Between the north-east and the south-east trade winds, there is a belt of calms and unreliable light winds, the doldrums (or in modern speech: the Intertropical Convergence Zone). Without a motor, it can take a week or more to get suitable wind to get past it.

The south-east trade wind should be picked up east or south enough not to have to beat up it, i.e. don't go north of the Nordeste of Brazil. You can well stay much more east if winds and seas permit. The objective is to reach the southern westerlies at some suitable spot to head for South Africa. You might want to visit Tristan da Cunha en route. Like the trade winds, the westerlies reach the farthest north in late northern hemisphere summer.

The Agulhas Current is a strong current along the south-eastern coast of South Africa. To avoid it, steer well south before again turning east after your visits to the Cape Provinces. Turning north, you hit the Mozambique Current in the Mozambique Channel west of Madagascar. If you timed right, you will then get the south-west monsoon, which takes you to India. A faster option is to sail nearly to Australia by the westerlies and then turn due north, but until the marine chronometer had been developed in the mid-18th century and become standard, it was very difficult to know when to turn, and many ships hit shallows and rocks off West Australia as they didn't turn in time, which is why the ordinary Cape Route continued to be used also eastbound.

The return is by the north-east monsoon.
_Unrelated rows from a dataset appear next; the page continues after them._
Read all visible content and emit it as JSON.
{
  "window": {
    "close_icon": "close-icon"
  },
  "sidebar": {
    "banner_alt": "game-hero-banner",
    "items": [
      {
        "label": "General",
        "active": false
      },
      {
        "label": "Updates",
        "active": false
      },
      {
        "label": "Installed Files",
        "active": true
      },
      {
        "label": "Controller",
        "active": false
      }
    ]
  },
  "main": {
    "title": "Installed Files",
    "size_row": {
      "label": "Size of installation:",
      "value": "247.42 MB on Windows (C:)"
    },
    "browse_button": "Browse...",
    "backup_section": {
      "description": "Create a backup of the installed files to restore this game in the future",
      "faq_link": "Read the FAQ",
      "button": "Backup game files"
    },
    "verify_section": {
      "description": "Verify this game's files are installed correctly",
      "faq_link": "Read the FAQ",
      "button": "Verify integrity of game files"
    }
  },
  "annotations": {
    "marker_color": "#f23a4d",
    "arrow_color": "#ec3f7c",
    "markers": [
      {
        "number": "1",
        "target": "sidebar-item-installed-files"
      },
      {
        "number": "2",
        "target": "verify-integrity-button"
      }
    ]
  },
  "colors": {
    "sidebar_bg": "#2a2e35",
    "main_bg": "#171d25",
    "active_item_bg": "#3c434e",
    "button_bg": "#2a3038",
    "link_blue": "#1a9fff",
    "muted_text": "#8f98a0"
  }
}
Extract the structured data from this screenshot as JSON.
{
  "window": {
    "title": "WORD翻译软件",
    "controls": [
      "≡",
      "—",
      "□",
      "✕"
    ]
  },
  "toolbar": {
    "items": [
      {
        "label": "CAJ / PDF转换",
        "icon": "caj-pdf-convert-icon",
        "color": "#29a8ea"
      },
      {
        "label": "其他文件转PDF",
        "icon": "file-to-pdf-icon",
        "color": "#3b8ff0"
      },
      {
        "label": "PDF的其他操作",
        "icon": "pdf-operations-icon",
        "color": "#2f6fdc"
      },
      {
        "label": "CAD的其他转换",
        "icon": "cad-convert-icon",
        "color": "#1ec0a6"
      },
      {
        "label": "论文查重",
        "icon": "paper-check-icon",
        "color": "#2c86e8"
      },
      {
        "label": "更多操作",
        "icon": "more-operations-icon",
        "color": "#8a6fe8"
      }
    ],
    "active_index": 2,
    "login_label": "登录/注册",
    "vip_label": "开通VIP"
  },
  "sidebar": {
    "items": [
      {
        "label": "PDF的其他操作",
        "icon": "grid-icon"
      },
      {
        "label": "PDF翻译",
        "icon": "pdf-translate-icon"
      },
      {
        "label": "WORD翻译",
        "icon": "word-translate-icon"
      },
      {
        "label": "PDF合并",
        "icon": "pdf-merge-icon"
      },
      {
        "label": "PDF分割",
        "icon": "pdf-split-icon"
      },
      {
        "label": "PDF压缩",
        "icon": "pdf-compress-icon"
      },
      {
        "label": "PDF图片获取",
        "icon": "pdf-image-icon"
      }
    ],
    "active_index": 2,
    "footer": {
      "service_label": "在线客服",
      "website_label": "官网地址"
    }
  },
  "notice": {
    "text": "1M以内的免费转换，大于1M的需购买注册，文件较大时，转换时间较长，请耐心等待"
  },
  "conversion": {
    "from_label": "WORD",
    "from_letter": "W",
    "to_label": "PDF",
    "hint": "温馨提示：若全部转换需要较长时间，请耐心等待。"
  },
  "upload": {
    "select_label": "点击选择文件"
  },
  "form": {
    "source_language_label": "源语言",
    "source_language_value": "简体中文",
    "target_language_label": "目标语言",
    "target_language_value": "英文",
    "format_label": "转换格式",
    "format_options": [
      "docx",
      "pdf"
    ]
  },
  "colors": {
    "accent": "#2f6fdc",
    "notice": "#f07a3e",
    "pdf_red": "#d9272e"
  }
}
Now the Mozambique Current and the Agulhas Current work to your favour, but you may have to beat against the westerlies, especially in southern hemisphere winter.

There is a northbound current along the western coast of southern Africa, which you might want to follow sailing by the south-east trade wind. Eventually you will take to the ocean and sail more or less north-west until you reach the doldrums, somewhere before or by West Africa. You might want to go via Saint Helena, Cape Verde and the Azores, from where you get to Europe by the northern westerlies. Remember the Canary Current off West Africa: keep off the coast. If you go too far to the west you would have to beat the north-east trade wind or, to avoid that, go north via the Caribbean and catch the westerlies from there or further north, which is not the Cape Route.